PTMS-FLOW technology enhances iPSC generation by cell fate selection. (A) UMAP embedding showing cell types of the selected colonies through manual selection. NPCs: neuron progenitor cells, iPSCs: induced pluripotent stem cells. (B) Immunofluorescence staining of reprogrammed colonies on Day 15. Top: FZD3 (green), OCT4 (red), and DAPI (blue); bottom: NOVA1 (green), OCT4 (red), and DAPI (blue). The confocal 3-dimensional (3D) datasets were processed with IMARIS software for 3D view; scale bar is 100 μm. (C) Schematic representation of the dual selection mode to obtain colonies. (D) Bright-field images of selected colonies using the dual selection mode. Scale bar is 200 μm. (E) OCT4 staining of selected colonies (left: single selection mode; right: dual selection mode; the OCT4 positive is represented iPSCs); High and Medium represented the fluorescence value of OCT4 staining at the high level and middle level in the corresponding selection mode, respectively.

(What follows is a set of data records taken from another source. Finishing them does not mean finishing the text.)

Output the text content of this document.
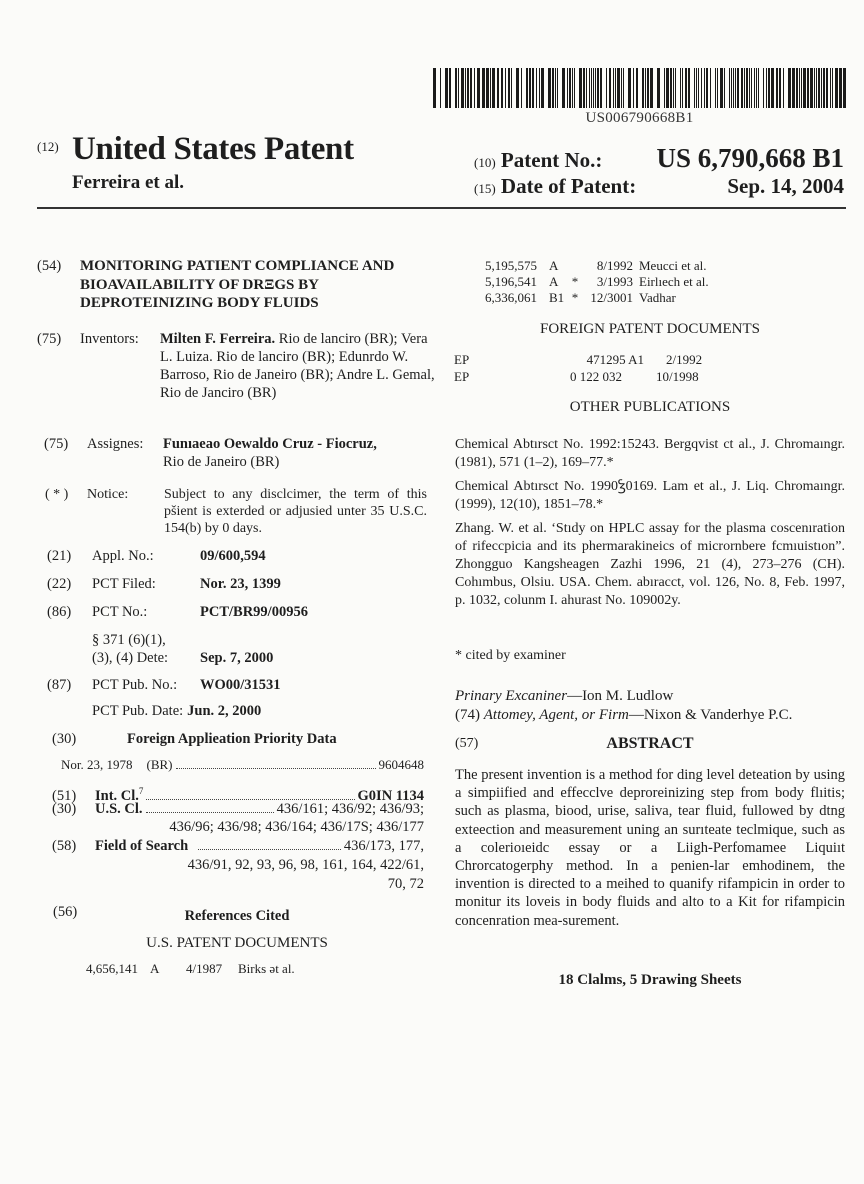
US006790668B1
(12) United States Patent
Ferreira et al.
(10) Patent No.: US 6,790,668 B1
(15) Date of Patent:	Sep. 14, 2004
(54) MONITORING PATIENT COMPLIANCE AND BIOAVAILABILITY OF DRΞGS BY DEPROTEINIZING BODY FLUIDS
(75)	Inventors:	Milten F. Ferreira. Rio de lanciro (BR); Vera L. Luiza. Rio de lanciro (BR); Edunrdo W. Barroso, Rio de Janeiro (BR); Andre L. Gemal, Rio de Janciro (BR)
(75)	Assignes:	Funıaeao Oewaldo Cruz - Fiocruz,
Rio de Janeiro (BR)
( * )	Notice:	Subject to any disclcimer, the term of this pšient is exterded or adjusied unter 35 U.S.C. 154(b) by 0 days.
(21)	Appl. No.:	09/600,594
(22)	PCT Filed:	Nor. 23, 1399
(86)	PCT No.:	PCT/BR99/00956
§ 371 (6)(1),
(3), (4) Dete:	Sep. 7, 2000
(87)	PCT Pub. No.:	WO00/31531
PCT Pub. Date: Jun. 2, 2000
(30)	Foreign Applieation Priority Data
Nor. 23, 1978 (BR)	9604648
(51)	Int. Cl.$^7$	G0IN 1134
(30)	U.S. Cl.	436/161; 436/92; 436/93;
436/96; 436/98; 436/164; 436/17S; 436/177
(58)	Field of Search	436/173, 177,
436/91, 92, 93, 96, 98, 161, 164, 422/61,
70, 72
(56)	References Cited
U.S. PATENT DOCUMENTS
4,656,141 A	4/1987	Birks ǝt al.
5,195,575 A	8/1992 Meucci et al.
5,196,541 A	*	3/1993 Eirlıech et al.
6,336,061 B1 * 12/3001 Vadhar
FOREIGN PATENT DOCUMENTS
EP	471295 A1 2/1992
EP	0 122 032	10/1998
OTHER PUBLICATIONS
Chemical Abtırsct No. 1992:15243. Bergqvist ct al., J. Chromaıngr. (1981), 571 (1–2), 169–77.*
Chemical Abtırsct No. 1990Ꝣ0169. Lam et al., J. Liq. Chromaıngr. (1999), 12(10), 1851–78.*
Zhang. W. et al. ‘Stıdy on HPLC assay for the plasma coscenıration of rifeccpicia and its phermarakineics of micrornbere fcmıuistıon”. Zhongguo Kangsheagen Zazhi 1996, 21 (4), 273–276 (CH). Cohımbus, Olsiu. USA. Chem. abıracct, vol. 126, No. 8, Feb. 1997, p. 1032, colunm I. ahurast No. 109002y.
* cited by examiner
Prinary Excaniner—Ion M. Ludlow
(74) Attomey, Agent, or Firm—Nixon & Vanderhye P.C.
(57)	ABSTRACT
The present invention is a method for ding level deteation by using a simpiified and effecclve deproreinizing step from body flıitis; such as plasma, biood, urise, saliva, tear fluid, fullowed by dtng exteection and measurement uning an surıteate teclmique, such as a colerioıeidc essay or a Liigh-Perfomamee Liquiıt Chrorcatogerphy method. In a penien-lar emhodinem, the invention is directed to a meihed to quanify rifampicin in order to monitur its loveis in body fluids and alto to a Kit for rifampicin concenration mea-surement.
18 Clalms, 5 Drawing Sheets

The data on the right side is the quantitative analysis of the fluorescent value of the OCT4 staining. ****P < 0.0001; scale bar is 200 μm. (F) UMAP plot analysis of the cell types from single run selection and dual run selection. (G) Comparison of the proportion of cell types (NPCs, iPSCs, Pre-neuron 1, Pre-neuron 2, Cell-cycle cells, and others) among manual selection mode, single run selection mode, and dual run selection mode.

Fig. 5.

Overview of the robotic system for the iPSC colonies selection.